Incidentally, Sandwichman, aka Tom Walker, is an educator in Vancouver and “teaches Labour Studies at Simon Fraser University.” He is, apparently, an expert in “the history of economic thought.”
Ha! What an arsehole he was. Worse than Minnow. Those academic standards just keep on falling.
Those academic standards just keep on falling.
No, Dr Walker wasn’t the greatest advert for Simon Fraser University, or “Labour Studies” departments, or academia in general. After projecting his Marxoid resentments onto anyone who dared to disagree with him, and after flattering himself relentlessly while lying through his teeth, and after calling the rest of us “drones” who should “open their eyes” and “fight the system,” he ended up spitting personal abuse before storming off. If this blog had a door he’d have slammed it.
And again, given his evident annoyance at being corrected on points of fact and logic, and basic reading comprehension, you have to wonder what his classroom environment is like. Just how much browbeating and question-begging takes place? And what if a student is as sceptical as we were?
Though there’s something rather wonderful about a piously arrogant lefty getting so trounced and resentful that the politically correct veneer cracks wide open and female commenters are told to – and I quote – “Grow a brain, sweetheart.”
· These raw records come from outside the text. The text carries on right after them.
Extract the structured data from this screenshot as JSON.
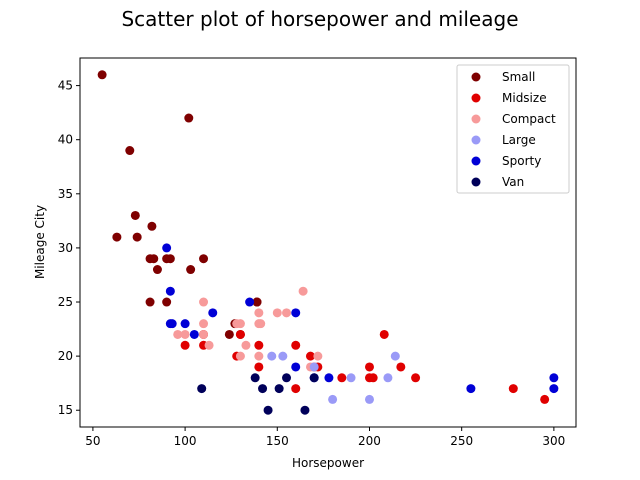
{
  "chart_data": {
    "type": "scatter",
    "title": "Scatter plot of horsepower and mileage",
    "xlabel": "Horsepower",
    "ylabel": "Mileage City",
    "xlim": [
      43,
      312
    ],
    "ylim": [
      13.45,
      47.55
    ],
    "xticks": [
      50,
      100,
      150,
      200,
      250,
      300
    ],
    "yticks": [
      15,
      20,
      25,
      30,
      35,
      40,
      45
    ],
    "grid": false,
    "legend_position": "top-right",
    "series": [
      {
        "name": "Small",
        "color": "#7f0000",
        "points": [
          [
            55,
            46
          ],
          [
            102,
            42
          ],
          [
            70,
            39
          ],
          [
            73,
            33
          ],
          [
            82,
            32
          ],
          [
            63,
            31
          ],
          [
            74,
            31
          ],
          [
            90,
            29
          ],
          [
            92,
            29
          ],
          [
            81,
            29
          ],
          [
            83,
            29
          ],
          [
            110,
            29
          ],
          [
            85,
            28
          ],
          [
            103,
            28
          ],
          [
            81,
            25
          ],
          [
            90,
            25
          ],
          [
            139,
            25
          ],
          [
            124,
            22
          ],
          [
            127,
            23
          ],
          [
            130,
            22
          ],
          [
            139,
            25
          ]
        ]
      },
      {
        "name": "Midsize",
        "color": "#e00000",
        "points": [
          [
            100,
            21
          ],
          [
            110,
            22
          ],
          [
            110,
            21
          ],
          [
            128,
            20
          ],
          [
            130,
            22
          ],
          [
            140,
            21
          ],
          [
            140,
            19
          ],
          [
            160,
            21
          ],
          [
            160,
            17
          ],
          [
            168,
            20
          ],
          [
            170,
            19
          ],
          [
            172,
            19
          ],
          [
            185,
            18
          ],
          [
            200,
            19
          ],
          [
            200,
            18
          ],
          [
            202,
            18
          ],
          [
            208,
            22
          ],
          [
            217,
            19
          ],
          [
            225,
            18
          ],
          [
            278,
            17
          ],
          [
            295,
            16
          ]
        ]
      },
      {
        "name": "Compact",
        "color": "#f79a9a",
        "points": [
          [
            96,
            22
          ],
          [
            100,
            22
          ],
          [
            110,
            23
          ],
          [
            110,
            25
          ],
          [
            110,
            22
          ],
          [
            113,
            21
          ],
          [
            128,
            23
          ],
          [
            130,
            23
          ],
          [
            130,
            20
          ],
          [
            133,
            21
          ],
          [
            140,
            24
          ],
          [
            140,
            23
          ],
          [
            140,
            20
          ],
          [
            141,
            23
          ],
          [
            150,
            24
          ],
          [
            155,
            24
          ],
          [
            164,
            26
          ],
          [
            168,
            19
          ],
          [
            172,
            20
          ]
        ]
      },
      {
        "name": "Large",
        "color": "#9a9af7",
        "points": [
          [
            147,
            20
          ],
          [
            153,
            20
          ],
          [
            170,
            19
          ],
          [
            180,
            16
          ],
          [
            190,
            18
          ],
          [
            200,
            16
          ],
          [
            210,
            18
          ],
          [
            214,
            20
          ]
        ]
      },
      {
        "name": "Sporty",
        "color": "#0000d6",
        "points": [
          [
            90,
            30
          ],
          [
            92,
            26
          ],
          [
            92,
            23
          ],
          [
            93,
            23
          ],
          [
            100,
            23
          ],
          [
            105,
            22
          ],
          [
            115,
            24
          ],
          [
            135,
            25
          ],
          [
            160,
            24
          ],
          [
            160,
            19
          ],
          [
            170,
            18
          ],
          [
            178,
            18
          ],
          [
            255,
            17
          ],
          [
            300,
            18
          ],
          [
            300,
            17
          ]
        ]
      },
      {
        "name": "Van",
        "color": "#00005a",
        "points": [
          [
            109,
            17
          ],
          [
            138,
            18
          ],
          [
            142,
            17
          ],
          [
            145,
            15
          ],
          [
            151,
            17
          ],
          [
            155,
            18
          ],
          [
            165,
            15
          ],
          [
            170,
            18
          ]
        ]
      }
    ]
  }
}
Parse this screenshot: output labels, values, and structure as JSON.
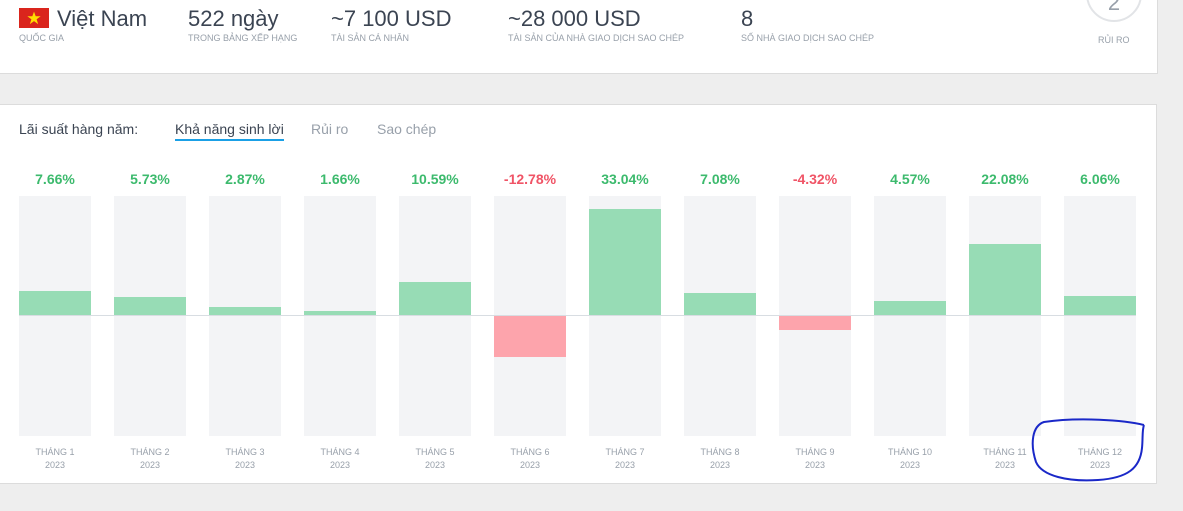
{
  "header": {
    "country": {
      "name": "Việt Nam",
      "label": "Quốc gia",
      "flag_icon": "vietnam-flag-icon"
    },
    "days": {
      "value": "522 ngày",
      "label": "Trong bảng xếp hạng"
    },
    "personal_assets": {
      "value": "~7 100 USD",
      "label": "Tài sản cá nhân"
    },
    "copier_assets": {
      "value": "~28 000 USD",
      "label": "Tài sản của nhà giao dịch sao chép"
    },
    "copiers": {
      "value": "8",
      "label": "Số nhà giao dịch sao chép"
    },
    "risk": {
      "value": "2",
      "label": "Rủi ro"
    }
  },
  "tabs": {
    "lead": "Lãi suất hàng năm:",
    "items": [
      {
        "label": "Khả năng sinh lời",
        "active": true
      },
      {
        "label": "Rủi ro",
        "active": false
      },
      {
        "label": "Sao chép",
        "active": false
      }
    ]
  },
  "colors": {
    "positive": "#3cba6d",
    "negative": "#f05466",
    "bar_positive": "#97dcb5",
    "bar_negative": "#fda4ac",
    "tab_underline": "#1aa0e6",
    "annotation": "#1a28c8"
  },
  "chart_data": {
    "type": "bar",
    "categories": [
      "THÁNG 1 2023",
      "THÁNG 2 2023",
      "THÁNG 3 2023",
      "THÁNG 4 2023",
      "THÁNG 5 2023",
      "THÁNG 6 2023",
      "THÁNG 7 2023",
      "THÁNG 8 2023",
      "THÁNG 9 2023",
      "THÁNG 10 2023",
      "THÁNG 11 2023",
      "THÁNG 12 2023"
    ],
    "values": [
      7.66,
      5.73,
      2.87,
      1.66,
      10.59,
      -12.78,
      33.04,
      7.08,
      -4.32,
      4.57,
      22.08,
      6.06
    ],
    "ylim": [
      -37,
      37
    ]
  },
  "months": [
    {
      "month": "THÁNG 1",
      "year": "2023",
      "pct": "7.66%"
    },
    {
      "month": "THÁNG 2",
      "year": "2023",
      "pct": "5.73%"
    },
    {
      "month": "THÁNG 3",
      "year": "2023",
      "pct": "2.87%"
    },
    {
      "month": "THÁNG 4",
      "year": "2023",
      "pct": "1.66%"
    },
    {
      "month": "THÁNG 5",
      "year": "2023",
      "pct": "10.59%"
    },
    {
      "month": "THÁNG 6",
      "year": "2023",
      "pct": "-12.78%"
    },
    {
      "month": "THÁNG 7",
      "year": "2023",
      "pct": "33.04%"
    },
    {
      "month": "THÁNG 8",
      "year": "2023",
      "pct": "7.08%"
    },
    {
      "month": "THÁNG 9",
      "year": "2023",
      "pct": "-4.32%"
    },
    {
      "month": "THÁNG 10",
      "year": "2023",
      "pct": "4.57%"
    },
    {
      "month": "THÁNG 11",
      "year": "2023",
      "pct": "22.08%"
    },
    {
      "month": "THÁNG 12",
      "year": "2023",
      "pct": "6.06%"
    }
  ]
}
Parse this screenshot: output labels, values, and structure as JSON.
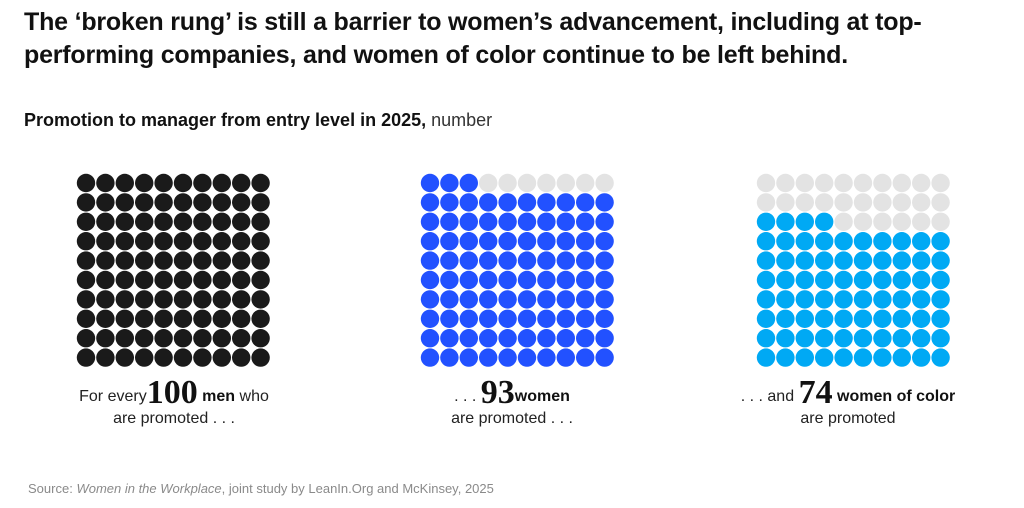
{
  "title": "The ‘broken rung’ is still a barrier to women’s advancement, including at top-performing companies, and women of color continue to be left behind.",
  "subtitle": {
    "bold": "Promotion to manager from entry level in 2025,",
    "unit": "number"
  },
  "chart_data": [
    {
      "type": "waffle",
      "name": "men",
      "value": 100,
      "total": 100,
      "grid": [
        10,
        10
      ],
      "color": "#1a1a1a",
      "empty_color": "#e3e3e3",
      "caption": {
        "pre": "For every",
        "number": "100",
        "bold": "men",
        "post": "who",
        "line2": "are promoted . . ."
      }
    },
    {
      "type": "waffle",
      "name": "women",
      "value": 93,
      "total": 100,
      "grid": [
        10,
        10
      ],
      "color": "#2251ff",
      "empty_color": "#e3e3e3",
      "caption": {
        "pre": ". . .",
        "number": "93",
        "bold": "women",
        "post": "",
        "line2": "are promoted . . ."
      }
    },
    {
      "type": "waffle",
      "name": "women-of-color",
      "value": 74,
      "total": 100,
      "grid": [
        10,
        10
      ],
      "color": "#00a9f4",
      "empty_color": "#e3e3e3",
      "caption": {
        "pre": ". . . and",
        "number": "74",
        "bold": "women of color",
        "post": "",
        "line2": "are promoted"
      }
    }
  ],
  "source": {
    "prefix": "Source:",
    "italic": "Women in the Workplace",
    "rest": ", joint study by LeanIn.Org and McKinsey, 2025"
  }
}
With some people it’s lies all the way down.
I hate it when I underestimate my own cynicism.
Do you mean overestimate, i.e., realise you’re not cynical enough?
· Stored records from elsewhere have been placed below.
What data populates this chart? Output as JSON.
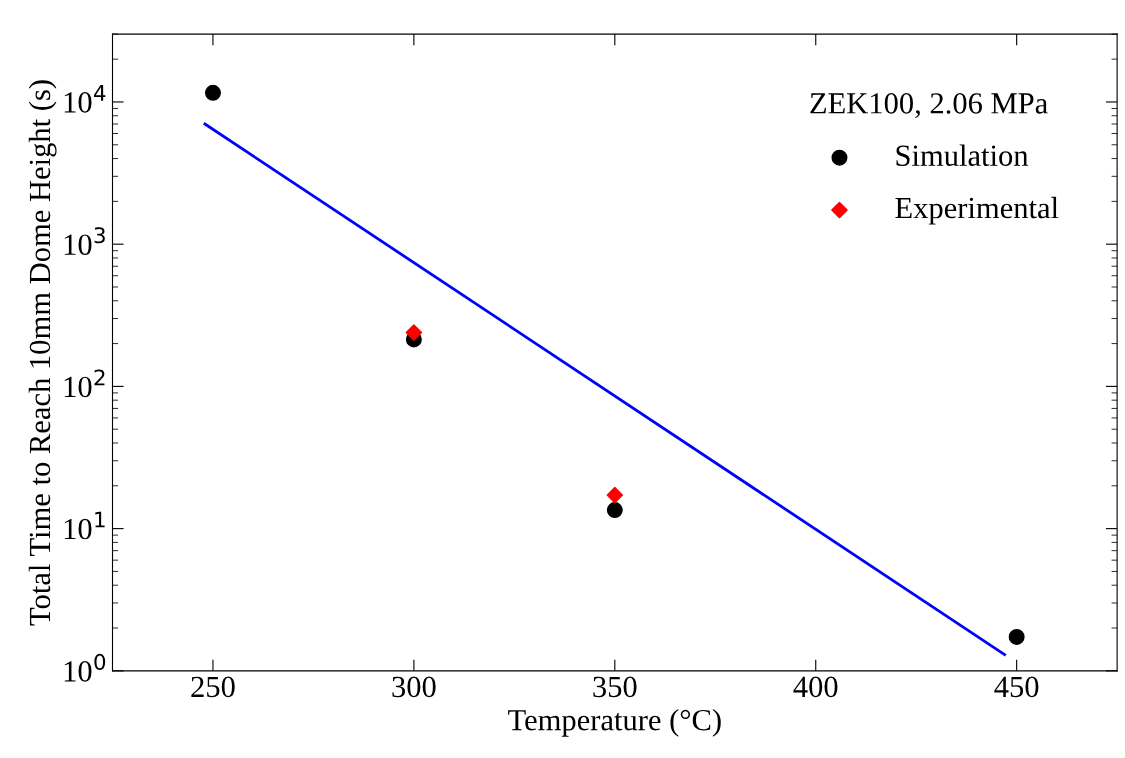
{
  "chart_data": {
    "type": "scatter",
    "xlabel": "Temperature (°C)",
    "ylabel": "Total Time to Reach 10mm Dome Height (s)",
    "legend_title": "ZEK100, 2.06 MPa",
    "legend": "top right",
    "log": "y",
    "grid": false,
    "xlim": [
      225,
      475
    ],
    "xticks": [
      250,
      300,
      350,
      400,
      450
    ],
    "ylim": [
      1,
      30000
    ],
    "yticks": [
      {
        "value": 1,
        "label": "10$^{0}$"
      },
      {
        "value": 10,
        "label": "10$^{1}$"
      },
      {
        "value": 100,
        "label": "10$^{2}$"
      },
      {
        "value": 1000,
        "label": "10$^{3}$"
      },
      {
        "value": 10000,
        "label": "10$^{4}$"
      }
    ],
    "series": [
      {
        "name": "Simulation",
        "color": "#000000",
        "marker": "circle",
        "x": [
          250,
          300,
          350,
          450
        ],
        "values": [
          11600,
          214,
          13.5,
          1.73
        ]
      },
      {
        "name": "Experimental",
        "color": "#ff0000",
        "marker": "diamond",
        "x": [
          300,
          350
        ],
        "values": [
          239,
          17.2
        ]
      },
      {
        "type": "line",
        "color": "#0000ff",
        "marker": "none",
        "line_style": "solid",
        "x": [
          248,
          447
        ],
        "values": [
          7000,
          1.3
        ]
      }
    ]
  }
}
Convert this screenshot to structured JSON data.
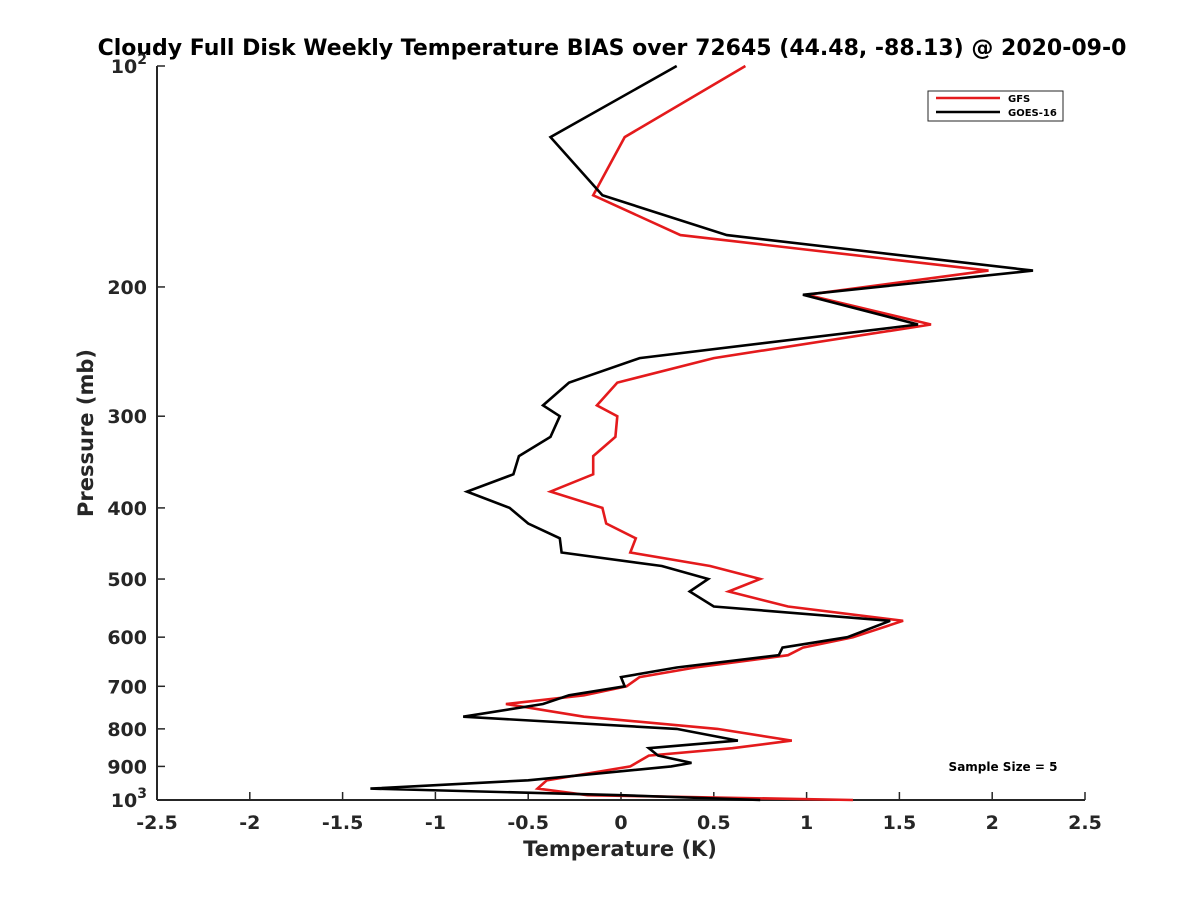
{
  "chart_data": {
    "type": "line",
    "title": "Cloudy Full Disk Weekly Temperature BIAS over 72645 (44.48, -88.13) @ 2020-09-0",
    "xlabel": "Temperature (K)",
    "ylabel": "Pressure (mb)",
    "xlim": [
      -2.5,
      2.5
    ],
    "ylim": [
      1000,
      100
    ],
    "y_scale": "log",
    "x_ticks": [
      -2.5,
      -2,
      -1.5,
      -1,
      -0.5,
      0,
      0.5,
      1,
      1.5,
      2,
      2.5
    ],
    "x_tick_labels": [
      "-2.5",
      "-2",
      "-1.5",
      "-1",
      "-0.5",
      "0",
      "0.5",
      "1",
      "1.5",
      "2",
      "2.5"
    ],
    "y_ticks": [
      100,
      200,
      300,
      400,
      500,
      600,
      700,
      800,
      900,
      1000
    ],
    "y_tick_labels": [
      {
        "base": "10",
        "exp": "2"
      },
      {
        "base": "200",
        "exp": ""
      },
      {
        "base": "300",
        "exp": ""
      },
      {
        "base": "400",
        "exp": ""
      },
      {
        "base": "500",
        "exp": ""
      },
      {
        "base": "600",
        "exp": ""
      },
      {
        "base": "700",
        "exp": ""
      },
      {
        "base": "800",
        "exp": ""
      },
      {
        "base": "900",
        "exp": ""
      },
      {
        "base": "10",
        "exp": "3"
      }
    ],
    "grid": false,
    "legend_position": "top-right",
    "annotation": "Sample Size = 5",
    "series": [
      {
        "name": "GFS",
        "color": "#e41a1c",
        "points": [
          [
            0.67,
            100
          ],
          [
            0.02,
            125
          ],
          [
            -0.15,
            150
          ],
          [
            0.32,
            170
          ],
          [
            1.98,
            190
          ],
          [
            1.0,
            205
          ],
          [
            1.67,
            225
          ],
          [
            0.5,
            250
          ],
          [
            -0.02,
            270
          ],
          [
            -0.13,
            290
          ],
          [
            -0.02,
            300
          ],
          [
            -0.03,
            320
          ],
          [
            -0.15,
            340
          ],
          [
            -0.15,
            360
          ],
          [
            -0.38,
            380
          ],
          [
            -0.1,
            400
          ],
          [
            -0.08,
            420
          ],
          [
            0.08,
            440
          ],
          [
            0.05,
            460
          ],
          [
            0.48,
            480
          ],
          [
            0.75,
            500
          ],
          [
            0.58,
            520
          ],
          [
            0.9,
            545
          ],
          [
            1.52,
            570
          ],
          [
            1.25,
            600
          ],
          [
            0.98,
            620
          ],
          [
            0.9,
            635
          ],
          [
            0.4,
            660
          ],
          [
            0.1,
            680
          ],
          [
            0.03,
            700
          ],
          [
            -0.2,
            720
          ],
          [
            -0.62,
            740
          ],
          [
            -0.2,
            770
          ],
          [
            0.52,
            800
          ],
          [
            0.92,
            830
          ],
          [
            0.6,
            850
          ],
          [
            0.15,
            870
          ],
          [
            0.05,
            900
          ],
          [
            -0.4,
            940
          ],
          [
            -0.45,
            965
          ],
          [
            -0.18,
            985
          ],
          [
            1.25,
            1000
          ]
        ]
      },
      {
        "name": "GOES-16",
        "color": "#000000",
        "points": [
          [
            0.3,
            100
          ],
          [
            -0.38,
            125
          ],
          [
            -0.1,
            150
          ],
          [
            0.57,
            170
          ],
          [
            2.22,
            190
          ],
          [
            0.98,
            205
          ],
          [
            1.6,
            225
          ],
          [
            0.1,
            250
          ],
          [
            -0.28,
            270
          ],
          [
            -0.42,
            290
          ],
          [
            -0.33,
            300
          ],
          [
            -0.38,
            320
          ],
          [
            -0.55,
            340
          ],
          [
            -0.58,
            360
          ],
          [
            -0.83,
            380
          ],
          [
            -0.6,
            400
          ],
          [
            -0.5,
            420
          ],
          [
            -0.33,
            440
          ],
          [
            -0.32,
            460
          ],
          [
            0.22,
            480
          ],
          [
            0.47,
            500
          ],
          [
            0.37,
            520
          ],
          [
            0.5,
            545
          ],
          [
            1.45,
            570
          ],
          [
            1.22,
            600
          ],
          [
            0.87,
            620
          ],
          [
            0.85,
            635
          ],
          [
            0.3,
            660
          ],
          [
            0.0,
            680
          ],
          [
            0.02,
            700
          ],
          [
            -0.28,
            720
          ],
          [
            -0.42,
            740
          ],
          [
            -0.85,
            770
          ],
          [
            0.3,
            800
          ],
          [
            0.63,
            830
          ],
          [
            0.15,
            850
          ],
          [
            0.2,
            870
          ],
          [
            0.38,
            890
          ],
          [
            0.27,
            900
          ],
          [
            -0.5,
            940
          ],
          [
            -1.35,
            965
          ],
          [
            0.0,
            985
          ],
          [
            0.75,
            1000
          ]
        ]
      }
    ]
  }
}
I think people are rarely cynical enough, not about academia and its Clown Quarter. There’s a lingering illusion of status, of imagined integrity. And though I’m supposedly an incorrigible cynic, I don’t actually want to be proven right about some things.
I’ve lost count of how many times I’ve suspected something unflattering, only to find it’s much worse than I imagined. For instance, I assumed that Sandwichman had at some point been a student of something dogmatic and disreputable and had internalised the obligatory pretensions and resentments. It hadn’t occurred to me that he might actually be employed to inflict those pretensions and resentments on others. That he might be thought good enough, the kind of chap one should hire.